Although the following are not necessarily correct answers, they are answers expected to pass the test.

- Which one of these is a responsibility for every Australian citizen? (Join with Australians to defend Australia and its way of life, should the need arise)
- Which one of these values is important in modern Australia? (Everyone has equality of opportunity)
- What is Australia's national floral emblem? (The golden wattle)
- What is a Bill? (A proposed law that has not yet passed through Parliament - either at Commonwealth or State Parliament level)
- In what year did Federation take place? (1901)
- Which day of the year is Australia Day? (26 January)
- What is the first line of Australia's national anthem? ("Australians all let us rejoice")
- What is the population of Australia? (approx 28 million)
- In what city is the Parliament House of the Commonwealth Parliament located? (Canberra)
- Who is the King's representative in Australia? (the Governor-General of Australia)
- How are Members of Parliament chosen? (by election)
- Who do Members of Parliament represent? (the people of their electorate)
- After a federal election, who forms the new government? (the political party or coalition of parties which wins a majority of seats in the House of Representatives)
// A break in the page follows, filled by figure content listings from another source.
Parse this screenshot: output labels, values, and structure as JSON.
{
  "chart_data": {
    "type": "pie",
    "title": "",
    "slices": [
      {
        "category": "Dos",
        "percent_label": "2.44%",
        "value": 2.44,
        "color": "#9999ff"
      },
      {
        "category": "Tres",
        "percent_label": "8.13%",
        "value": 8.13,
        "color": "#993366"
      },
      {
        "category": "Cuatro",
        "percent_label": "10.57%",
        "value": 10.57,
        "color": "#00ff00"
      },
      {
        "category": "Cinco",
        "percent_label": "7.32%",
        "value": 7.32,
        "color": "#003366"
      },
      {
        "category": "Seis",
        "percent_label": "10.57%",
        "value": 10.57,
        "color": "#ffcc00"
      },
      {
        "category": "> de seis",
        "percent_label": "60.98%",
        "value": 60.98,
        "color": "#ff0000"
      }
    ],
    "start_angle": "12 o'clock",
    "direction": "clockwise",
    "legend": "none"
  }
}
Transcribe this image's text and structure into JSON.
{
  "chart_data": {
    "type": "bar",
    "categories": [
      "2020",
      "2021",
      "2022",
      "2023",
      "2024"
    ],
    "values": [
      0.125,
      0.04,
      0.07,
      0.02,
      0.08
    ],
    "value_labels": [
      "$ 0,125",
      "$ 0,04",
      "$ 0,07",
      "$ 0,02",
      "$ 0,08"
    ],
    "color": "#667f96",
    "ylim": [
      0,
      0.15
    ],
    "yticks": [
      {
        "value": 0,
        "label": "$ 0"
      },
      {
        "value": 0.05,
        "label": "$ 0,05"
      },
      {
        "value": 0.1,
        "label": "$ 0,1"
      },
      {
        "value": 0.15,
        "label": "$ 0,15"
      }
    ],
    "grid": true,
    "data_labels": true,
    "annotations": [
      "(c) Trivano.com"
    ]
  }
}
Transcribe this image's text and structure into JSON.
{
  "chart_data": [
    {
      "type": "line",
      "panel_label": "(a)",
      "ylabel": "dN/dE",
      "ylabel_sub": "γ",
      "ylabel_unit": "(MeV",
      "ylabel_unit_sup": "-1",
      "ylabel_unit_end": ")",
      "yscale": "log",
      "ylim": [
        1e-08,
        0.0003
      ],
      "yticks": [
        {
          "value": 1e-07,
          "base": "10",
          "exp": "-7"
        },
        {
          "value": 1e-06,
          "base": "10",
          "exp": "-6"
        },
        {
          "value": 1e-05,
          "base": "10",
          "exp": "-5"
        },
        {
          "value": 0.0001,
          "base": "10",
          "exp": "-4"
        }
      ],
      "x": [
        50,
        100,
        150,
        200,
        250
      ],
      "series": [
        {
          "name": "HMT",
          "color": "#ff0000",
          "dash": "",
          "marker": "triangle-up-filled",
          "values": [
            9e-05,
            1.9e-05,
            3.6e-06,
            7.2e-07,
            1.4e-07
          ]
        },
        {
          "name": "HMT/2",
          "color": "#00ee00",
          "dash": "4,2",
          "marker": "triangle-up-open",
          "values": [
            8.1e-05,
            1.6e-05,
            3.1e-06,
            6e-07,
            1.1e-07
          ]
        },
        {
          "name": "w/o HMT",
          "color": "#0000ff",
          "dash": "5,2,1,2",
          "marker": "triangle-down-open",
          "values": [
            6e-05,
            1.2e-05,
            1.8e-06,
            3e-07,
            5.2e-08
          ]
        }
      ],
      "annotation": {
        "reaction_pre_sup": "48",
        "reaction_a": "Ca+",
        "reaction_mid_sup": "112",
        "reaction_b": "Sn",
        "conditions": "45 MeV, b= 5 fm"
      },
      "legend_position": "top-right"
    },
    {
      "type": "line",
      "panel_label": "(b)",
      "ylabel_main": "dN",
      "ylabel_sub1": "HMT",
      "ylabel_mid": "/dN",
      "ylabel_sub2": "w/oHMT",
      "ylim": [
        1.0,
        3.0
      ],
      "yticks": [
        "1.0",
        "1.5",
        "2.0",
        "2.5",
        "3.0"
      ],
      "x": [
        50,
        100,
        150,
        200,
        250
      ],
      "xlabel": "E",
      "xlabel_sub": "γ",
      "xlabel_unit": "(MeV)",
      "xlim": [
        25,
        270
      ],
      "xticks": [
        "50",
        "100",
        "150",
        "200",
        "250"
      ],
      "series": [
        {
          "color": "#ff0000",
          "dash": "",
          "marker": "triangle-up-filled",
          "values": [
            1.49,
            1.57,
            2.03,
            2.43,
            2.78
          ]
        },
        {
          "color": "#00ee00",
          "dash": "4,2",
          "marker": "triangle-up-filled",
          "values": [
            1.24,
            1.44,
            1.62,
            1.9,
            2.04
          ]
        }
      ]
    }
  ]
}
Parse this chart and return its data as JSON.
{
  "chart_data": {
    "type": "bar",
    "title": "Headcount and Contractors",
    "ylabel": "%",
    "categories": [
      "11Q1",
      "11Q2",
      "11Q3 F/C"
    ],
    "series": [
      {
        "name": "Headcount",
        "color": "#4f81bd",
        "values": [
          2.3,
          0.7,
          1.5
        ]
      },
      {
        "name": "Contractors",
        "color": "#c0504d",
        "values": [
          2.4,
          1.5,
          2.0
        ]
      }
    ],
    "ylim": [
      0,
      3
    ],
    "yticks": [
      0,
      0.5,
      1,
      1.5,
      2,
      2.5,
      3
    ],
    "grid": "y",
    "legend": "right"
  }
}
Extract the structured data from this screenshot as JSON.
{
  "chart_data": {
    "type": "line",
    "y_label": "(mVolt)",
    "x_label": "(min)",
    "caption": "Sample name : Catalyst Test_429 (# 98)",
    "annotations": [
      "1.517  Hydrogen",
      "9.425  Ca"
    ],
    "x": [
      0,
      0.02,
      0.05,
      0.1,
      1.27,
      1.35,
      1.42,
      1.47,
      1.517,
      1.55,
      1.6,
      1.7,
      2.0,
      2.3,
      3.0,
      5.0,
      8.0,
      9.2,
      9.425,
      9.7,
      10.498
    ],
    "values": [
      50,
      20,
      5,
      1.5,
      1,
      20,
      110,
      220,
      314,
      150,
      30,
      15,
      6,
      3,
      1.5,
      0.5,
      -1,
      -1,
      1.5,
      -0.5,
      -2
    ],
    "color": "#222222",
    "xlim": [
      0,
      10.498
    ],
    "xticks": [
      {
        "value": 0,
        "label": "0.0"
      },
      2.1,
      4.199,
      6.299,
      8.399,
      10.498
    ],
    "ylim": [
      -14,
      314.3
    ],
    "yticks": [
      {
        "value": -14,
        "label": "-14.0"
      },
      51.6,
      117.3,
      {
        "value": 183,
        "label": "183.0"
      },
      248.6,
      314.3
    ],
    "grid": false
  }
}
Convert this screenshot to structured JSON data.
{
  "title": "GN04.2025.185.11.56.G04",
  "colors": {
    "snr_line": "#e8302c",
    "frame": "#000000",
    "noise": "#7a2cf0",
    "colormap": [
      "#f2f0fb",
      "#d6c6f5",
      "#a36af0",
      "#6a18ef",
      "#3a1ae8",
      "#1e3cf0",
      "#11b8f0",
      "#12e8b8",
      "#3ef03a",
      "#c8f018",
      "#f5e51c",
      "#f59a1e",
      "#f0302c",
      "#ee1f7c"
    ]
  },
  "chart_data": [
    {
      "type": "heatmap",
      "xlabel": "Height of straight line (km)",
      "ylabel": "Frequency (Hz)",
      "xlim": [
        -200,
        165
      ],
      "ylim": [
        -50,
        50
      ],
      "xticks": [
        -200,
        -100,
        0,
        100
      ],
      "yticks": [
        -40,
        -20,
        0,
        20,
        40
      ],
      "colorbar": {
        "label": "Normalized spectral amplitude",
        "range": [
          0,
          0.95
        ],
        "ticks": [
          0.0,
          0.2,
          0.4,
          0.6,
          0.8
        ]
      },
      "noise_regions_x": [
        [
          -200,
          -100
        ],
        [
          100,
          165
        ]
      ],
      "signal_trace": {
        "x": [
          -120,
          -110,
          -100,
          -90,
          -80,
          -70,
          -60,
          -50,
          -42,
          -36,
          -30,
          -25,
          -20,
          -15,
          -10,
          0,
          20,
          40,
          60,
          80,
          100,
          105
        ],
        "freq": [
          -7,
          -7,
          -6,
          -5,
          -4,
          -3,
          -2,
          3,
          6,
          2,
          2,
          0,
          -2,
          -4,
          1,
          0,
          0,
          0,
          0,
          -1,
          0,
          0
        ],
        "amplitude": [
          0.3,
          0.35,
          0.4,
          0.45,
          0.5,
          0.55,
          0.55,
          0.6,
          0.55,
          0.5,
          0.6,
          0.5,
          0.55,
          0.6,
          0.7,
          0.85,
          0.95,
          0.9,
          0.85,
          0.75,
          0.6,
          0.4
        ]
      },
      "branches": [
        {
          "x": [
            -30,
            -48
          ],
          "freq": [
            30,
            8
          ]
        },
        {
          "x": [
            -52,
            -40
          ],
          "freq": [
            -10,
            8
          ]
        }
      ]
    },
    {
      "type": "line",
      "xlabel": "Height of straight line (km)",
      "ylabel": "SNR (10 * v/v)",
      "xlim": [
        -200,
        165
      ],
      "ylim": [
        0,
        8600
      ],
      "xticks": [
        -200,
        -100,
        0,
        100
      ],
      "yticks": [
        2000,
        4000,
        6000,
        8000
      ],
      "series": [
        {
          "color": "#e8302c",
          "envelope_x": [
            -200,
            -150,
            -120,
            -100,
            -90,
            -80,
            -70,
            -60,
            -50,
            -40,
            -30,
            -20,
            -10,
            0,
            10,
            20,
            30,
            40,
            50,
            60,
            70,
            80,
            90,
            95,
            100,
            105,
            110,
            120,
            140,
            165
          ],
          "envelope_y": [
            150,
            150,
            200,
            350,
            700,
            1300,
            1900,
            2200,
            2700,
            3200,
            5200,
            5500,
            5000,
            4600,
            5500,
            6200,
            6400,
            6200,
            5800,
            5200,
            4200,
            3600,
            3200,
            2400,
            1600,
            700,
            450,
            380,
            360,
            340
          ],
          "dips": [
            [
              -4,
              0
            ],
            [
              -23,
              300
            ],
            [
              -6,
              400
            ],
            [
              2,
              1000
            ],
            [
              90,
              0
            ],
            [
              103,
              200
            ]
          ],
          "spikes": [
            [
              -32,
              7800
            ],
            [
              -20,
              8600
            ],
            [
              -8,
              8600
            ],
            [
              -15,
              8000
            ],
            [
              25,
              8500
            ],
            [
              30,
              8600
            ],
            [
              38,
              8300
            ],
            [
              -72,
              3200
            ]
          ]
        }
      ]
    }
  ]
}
- What are the colours on the Australian flag? (red, white and blue)
- Who is the head of the Australian Government? (the prime minister)
- What are the three levels of government in Australia? (Commonwealth, State or Territory and local)
- In what year did the European settlement of Australia start? (1788)
- Serving on a jury if required is a responsibility of Australian citizenship: true or false? (true)
- In Australia, everyone is free to practise the religion of their choice, or practise no religion: true or false? (true)
- To be elected to the Commonwealth Parliament you must be an Australian citizen: true or false? (true)
- As an Australian citizen, I have the right to register my baby born overseas as an Australian citizen: true or false? (true)
- Australian citizens aged 18 years or over are required to enroll on the electoral register: true or false? (true)
- What do we remember on Anzac Day? (The landing of the Australian and New Zealand Army Corps at Gallipoli, Turkey)
- What are the colours of the Australian Aboriginal Flag? (Black, red and yellow)
- Which official symbol of Australia identifies Commonwealth property? (Commonwealth Coat of Arms)
- Which of these statements about Australia's system of government is correct? (The government is elected by the people)
- Which of these is an example of freedom of speech? (People can peacefully protest against government decisions)
- Which of these statements about government in Australia is correct? (Government in Australia is secular)
- Which of these is an example of equality in Australia? (Men and women have the same rights)
- Which of these is a responsibility of Australian citizens aged 18 years or over? (To vote in elections)
- Which of these is a responsibility of Australian citizens aged 18 years or over? (To serve on a jury if called to do so)
- Which of these statements about passports is correct? (Australian citizens can apply for an Australian passport)
- Which of these is a role of the Governor-General? (The signing of Bills passed by the Australian Parliament by way of Royal Assent)
- Which of these statements about state governments is correct? (Each state has its own constitution)
- What is the name given to the party or coalition of parties with the second largest number of members in the House of Representatives? (The Opposition)
- What is the name of a proposal to make a law in parliament? (Bill)
- Who maintains peace and order in Australia? (Police)
- How many members of the House of Representatives are there? (150)
- The power of the Australian government comes from? (The Governor General)
- What does the term "mateship" mean in Australian culture? ("Mateship" refers to a strong bond of friendship, support, and solidarity among Australians.)